My least favorite part of repurposing my old controllers had nothing to do with the Wireless Adapter 2: charging the controllers. Some use micro-USB and the Wii U Pro Controller uses mini-USB (!!!). I now realize I've taken USB-C for granted. You try digging up a mini-USB cable; I was lucky to find a single one from an old Western Digital hard drive.
8BitDo could have stopped right there and I would have been a very satisfied buyer. But wait, there's more! With its Ultimate Software for Windows and Mac, you can create custom profiles and remap buttons to your heart's content.
I'll be honest, the software can be a little janky and you'll need a USB-A-to-USB-C adapter (not included) if your computer doesn't have a USB-C port. Midway through pairing and unpairing a DualSense Edge, the dialogue box to confirm pairing to an Xbox controller changed from English to Chinese. I have no idea how to revert it back to English. Small quibbles aside, the software works as advertised. One thing to note: there's no support for the extra buttons and paddles on the Xbox Elite and DualSense Edge controllers. Maybe 8BitDo will add support for them in the future, but as of this writing, those buttons aren't remappable. Not a dealbreaker by any means. That there's any customization at all is enough for me.
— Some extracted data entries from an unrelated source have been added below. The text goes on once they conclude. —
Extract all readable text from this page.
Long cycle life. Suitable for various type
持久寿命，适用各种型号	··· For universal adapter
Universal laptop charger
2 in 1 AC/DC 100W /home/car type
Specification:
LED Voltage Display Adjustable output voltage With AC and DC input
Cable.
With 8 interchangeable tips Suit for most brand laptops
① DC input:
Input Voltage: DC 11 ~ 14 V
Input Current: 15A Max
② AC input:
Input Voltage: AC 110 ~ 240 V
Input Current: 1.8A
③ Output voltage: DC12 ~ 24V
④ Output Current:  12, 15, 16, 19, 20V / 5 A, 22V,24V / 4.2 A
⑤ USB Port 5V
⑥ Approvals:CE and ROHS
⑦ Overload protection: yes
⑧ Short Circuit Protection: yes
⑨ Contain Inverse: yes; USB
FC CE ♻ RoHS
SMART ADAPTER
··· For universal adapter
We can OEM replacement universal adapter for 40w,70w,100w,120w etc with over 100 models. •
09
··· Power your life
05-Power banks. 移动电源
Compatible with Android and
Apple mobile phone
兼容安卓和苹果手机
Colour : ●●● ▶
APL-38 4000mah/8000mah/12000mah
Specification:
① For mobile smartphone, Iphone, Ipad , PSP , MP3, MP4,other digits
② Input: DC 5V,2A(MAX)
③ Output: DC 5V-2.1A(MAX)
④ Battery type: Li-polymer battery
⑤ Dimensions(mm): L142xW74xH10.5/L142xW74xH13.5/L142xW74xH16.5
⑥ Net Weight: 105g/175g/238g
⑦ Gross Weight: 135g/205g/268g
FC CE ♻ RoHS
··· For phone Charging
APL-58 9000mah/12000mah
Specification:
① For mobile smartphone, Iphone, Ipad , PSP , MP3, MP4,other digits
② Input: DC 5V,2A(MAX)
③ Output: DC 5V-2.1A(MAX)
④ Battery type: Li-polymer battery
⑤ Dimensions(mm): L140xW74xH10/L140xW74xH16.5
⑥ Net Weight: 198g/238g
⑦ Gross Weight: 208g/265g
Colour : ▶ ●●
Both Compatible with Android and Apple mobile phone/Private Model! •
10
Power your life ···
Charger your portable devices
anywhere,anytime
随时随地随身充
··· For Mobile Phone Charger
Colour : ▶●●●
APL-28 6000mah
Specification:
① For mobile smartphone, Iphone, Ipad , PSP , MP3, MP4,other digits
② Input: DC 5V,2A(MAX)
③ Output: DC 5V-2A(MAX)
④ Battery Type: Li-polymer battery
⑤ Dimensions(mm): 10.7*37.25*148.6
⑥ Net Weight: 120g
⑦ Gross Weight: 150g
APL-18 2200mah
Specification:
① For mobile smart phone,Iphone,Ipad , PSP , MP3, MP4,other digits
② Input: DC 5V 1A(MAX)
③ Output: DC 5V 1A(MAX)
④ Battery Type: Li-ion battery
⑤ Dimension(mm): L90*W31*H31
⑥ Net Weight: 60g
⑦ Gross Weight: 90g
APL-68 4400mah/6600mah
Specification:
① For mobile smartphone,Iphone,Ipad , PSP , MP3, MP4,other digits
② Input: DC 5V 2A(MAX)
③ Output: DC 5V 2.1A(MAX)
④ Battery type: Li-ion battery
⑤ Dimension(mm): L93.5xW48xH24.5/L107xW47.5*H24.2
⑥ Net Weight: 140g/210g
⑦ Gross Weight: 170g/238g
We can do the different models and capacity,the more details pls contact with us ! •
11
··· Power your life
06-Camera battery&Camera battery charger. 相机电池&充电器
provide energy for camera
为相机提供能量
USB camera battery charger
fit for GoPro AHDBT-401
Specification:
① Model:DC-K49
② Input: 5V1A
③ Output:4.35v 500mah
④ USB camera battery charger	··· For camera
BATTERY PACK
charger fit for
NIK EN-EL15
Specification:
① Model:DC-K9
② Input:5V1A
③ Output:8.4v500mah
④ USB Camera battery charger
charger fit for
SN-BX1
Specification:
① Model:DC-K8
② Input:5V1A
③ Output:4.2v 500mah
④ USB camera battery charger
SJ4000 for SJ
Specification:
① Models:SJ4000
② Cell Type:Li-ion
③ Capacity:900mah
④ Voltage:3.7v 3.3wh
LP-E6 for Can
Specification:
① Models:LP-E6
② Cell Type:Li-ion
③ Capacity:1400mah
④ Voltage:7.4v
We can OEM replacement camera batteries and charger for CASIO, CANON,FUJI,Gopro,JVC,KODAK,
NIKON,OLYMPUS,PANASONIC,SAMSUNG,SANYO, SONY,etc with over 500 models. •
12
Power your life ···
The 8BitDo does exactly the thing you need it to do. I now have like 10 controllers for my Switch and I cannot wait to invite people over to play four-player Mario Kart 8 Deluxe or Splatoon 3 with Xbox and PlayStation controllers. It's gonna be insanity!
The only downside that I can identify is that dongle doesn’t work in tabletop mode (Switch not in its dock), which makes sense because it’s connected via the dock’s USB port. It doesn’t bother me since I rarely use tabletop mode anyway.
I suppose I should say that the Wireless Adapter 2 also works with other consoles and computers including the PlayStation Classic, Sega Genesis Mini, and PC and Mac, as an MFi controller for iOS devices, and Android. The setup process varies for each, but from what I can tell, they’re all pretty similar.
If you're looking at the 8BitDo website and wondering what the difference between the Wireless Adapter 2 and Adapter 1 is: just get the Wireless Adapter 2. The Adapter 1 doesn't support Xbox controllers and it's pretty much discontinued at most retailers.
In a way, I'm glad my Joy-Con broke because it led me to the 8BitDo USB Wireless Adapter 2. I wish I had known about it sooner. Also: I think I found the perfect stocking stuffer for all my gamer friends!